5Crests‘ biggest weakness lies in its resource production mechanic. Cards in 5Crests are played using Villium, and Villium is generated via Front Cards. This system is very similar to the way that Land cards in Magic: The Gathering work and come with the same drawbacks. While each Guild deck has a good ratio of Front cards, there is always the possibility that a player just won’t draw into as many as they need, or, conversely, that a player may draw Front card after Front card and have nothing to play with their vast Villium reserves. There are a few Front cards that have abilities in addition to simply producing resources, but they are the vast minority, meaning that most of them are simply there because they have to be.
The decision to use Front cards as resource production doesn’t ruin 5Crests, but this mechanic isn’t my favorite, and is one of the main reasons that I moved from being primarily a Magic: The Gathering player to board games in the first place. For players that really enjoy M:TG, are tired of its traidiontal fantasy theme, and want something that plays similar but feels very different, or who don’t take issue with this like I do, there is a lot of fun to be had with 5Crests, especially players who are fans of pre-built decks that simply need to be shuffled to begin playing.
A note on player count: 5Crests is primarily designed as a 2 player, head to head, battle card game, although the game can easily accommodate classic multiplayer modes, such as Two Headed Giant, Emperor, or Attack Left/Attack Right.
A note on “chrome”: The art and theme in 5Crests is stylish and unique.

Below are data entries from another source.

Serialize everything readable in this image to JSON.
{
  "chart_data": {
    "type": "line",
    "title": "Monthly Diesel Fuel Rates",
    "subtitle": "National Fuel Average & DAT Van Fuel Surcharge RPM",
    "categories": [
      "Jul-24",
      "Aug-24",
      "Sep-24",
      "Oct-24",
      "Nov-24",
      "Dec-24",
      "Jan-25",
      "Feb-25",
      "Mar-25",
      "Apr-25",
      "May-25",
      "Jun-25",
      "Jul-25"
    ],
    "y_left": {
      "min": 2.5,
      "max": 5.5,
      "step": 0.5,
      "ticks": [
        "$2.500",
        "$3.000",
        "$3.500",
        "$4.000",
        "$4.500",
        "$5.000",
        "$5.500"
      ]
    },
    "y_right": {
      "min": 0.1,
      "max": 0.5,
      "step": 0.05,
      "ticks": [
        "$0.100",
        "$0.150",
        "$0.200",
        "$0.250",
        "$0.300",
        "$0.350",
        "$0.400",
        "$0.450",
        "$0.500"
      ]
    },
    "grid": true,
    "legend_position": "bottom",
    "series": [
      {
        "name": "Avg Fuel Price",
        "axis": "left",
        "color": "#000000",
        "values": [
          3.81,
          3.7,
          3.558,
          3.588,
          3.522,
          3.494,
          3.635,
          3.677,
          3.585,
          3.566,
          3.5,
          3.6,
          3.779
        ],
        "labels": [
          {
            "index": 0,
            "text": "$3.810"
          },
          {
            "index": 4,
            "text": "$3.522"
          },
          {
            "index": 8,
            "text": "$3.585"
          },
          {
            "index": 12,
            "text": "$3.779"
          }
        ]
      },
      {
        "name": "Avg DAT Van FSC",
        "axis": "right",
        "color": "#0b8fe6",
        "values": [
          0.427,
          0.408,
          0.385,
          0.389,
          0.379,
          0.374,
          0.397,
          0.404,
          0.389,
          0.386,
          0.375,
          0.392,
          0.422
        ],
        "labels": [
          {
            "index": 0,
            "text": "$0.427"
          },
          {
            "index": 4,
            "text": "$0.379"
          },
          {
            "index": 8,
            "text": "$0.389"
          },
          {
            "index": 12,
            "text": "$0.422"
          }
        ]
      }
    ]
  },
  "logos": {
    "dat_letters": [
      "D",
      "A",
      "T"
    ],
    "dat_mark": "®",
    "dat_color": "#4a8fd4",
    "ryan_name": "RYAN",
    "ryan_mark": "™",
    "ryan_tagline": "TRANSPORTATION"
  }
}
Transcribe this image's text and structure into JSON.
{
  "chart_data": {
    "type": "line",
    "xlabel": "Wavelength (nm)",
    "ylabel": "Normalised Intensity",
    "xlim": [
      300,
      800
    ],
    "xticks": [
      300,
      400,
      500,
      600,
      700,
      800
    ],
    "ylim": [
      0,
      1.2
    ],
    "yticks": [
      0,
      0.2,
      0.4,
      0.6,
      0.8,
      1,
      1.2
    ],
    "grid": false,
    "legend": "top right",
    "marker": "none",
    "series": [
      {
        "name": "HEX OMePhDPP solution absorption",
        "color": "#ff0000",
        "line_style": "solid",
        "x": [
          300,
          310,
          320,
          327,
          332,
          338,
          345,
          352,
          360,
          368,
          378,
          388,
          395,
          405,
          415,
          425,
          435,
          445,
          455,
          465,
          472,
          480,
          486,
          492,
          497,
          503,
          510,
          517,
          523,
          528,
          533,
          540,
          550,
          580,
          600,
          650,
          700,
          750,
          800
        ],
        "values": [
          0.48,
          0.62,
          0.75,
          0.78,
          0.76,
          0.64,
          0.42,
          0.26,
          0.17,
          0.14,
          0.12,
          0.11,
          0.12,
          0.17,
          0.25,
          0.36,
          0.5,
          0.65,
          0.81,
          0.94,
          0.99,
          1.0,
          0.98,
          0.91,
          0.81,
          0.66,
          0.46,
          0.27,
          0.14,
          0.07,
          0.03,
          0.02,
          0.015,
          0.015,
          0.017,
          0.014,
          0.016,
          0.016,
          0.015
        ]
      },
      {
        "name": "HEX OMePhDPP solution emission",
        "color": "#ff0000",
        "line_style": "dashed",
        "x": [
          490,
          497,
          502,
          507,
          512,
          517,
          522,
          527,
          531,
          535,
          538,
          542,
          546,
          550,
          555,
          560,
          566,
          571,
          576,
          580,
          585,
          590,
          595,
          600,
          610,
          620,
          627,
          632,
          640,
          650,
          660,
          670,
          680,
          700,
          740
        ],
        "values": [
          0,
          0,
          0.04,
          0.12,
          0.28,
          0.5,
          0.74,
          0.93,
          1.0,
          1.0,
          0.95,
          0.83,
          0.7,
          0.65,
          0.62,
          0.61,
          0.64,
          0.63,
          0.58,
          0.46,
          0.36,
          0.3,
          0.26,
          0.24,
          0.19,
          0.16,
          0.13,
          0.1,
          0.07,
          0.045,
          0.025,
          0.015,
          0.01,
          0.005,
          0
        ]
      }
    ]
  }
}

The Villium crystals are a fun gimmick, and the dice are decent, if small. The cards themselves aren’t great though. The card stock is thin and the cards have squared corners, which may not seem like a big deal until you play with the cards and realize just how much it matters to have a good tactile experience and how that one small detail can negatively effect the entire experience.
The bottom line:
5Crests is an interesting take on the trading card game with fun combat mechanics and a unique art style and theme. As a former Magic: The Gathering addict, I see many influences in the game mechanics that aren’t always borrowed from successfully, namely the resource production mechanic being tied to resource specific cards, which leaves the door open to potential, fun-killing “mana-screw.” If battle card games interest you, then you will probably enjoy your time spent with 5Crests, especially if shuffling up a deck and playing are more important to you than chasing rare cards or building your own decks.
Get this game if:
You want a stylish take on a card game similar to Magic: The Gathering.
You prefer battle card games that come in pre-built decks.
You really like the 1960’s Detroit theme.
Avoid this game if:
Opening packs of cards and building your own deck is your favorite part of trading/battle card games.
You hate the possibility of losing due to “mana-screw.”
Rules for 5Crests can be found here.
5Crests can be purchased directly from Toi Creative here.
One copy of each of 5Crests‘ 5 initiation decks were provided by Toi Creative for this review.
5Crests is a good card battle game for players who like like to battle it out with pre-built decks.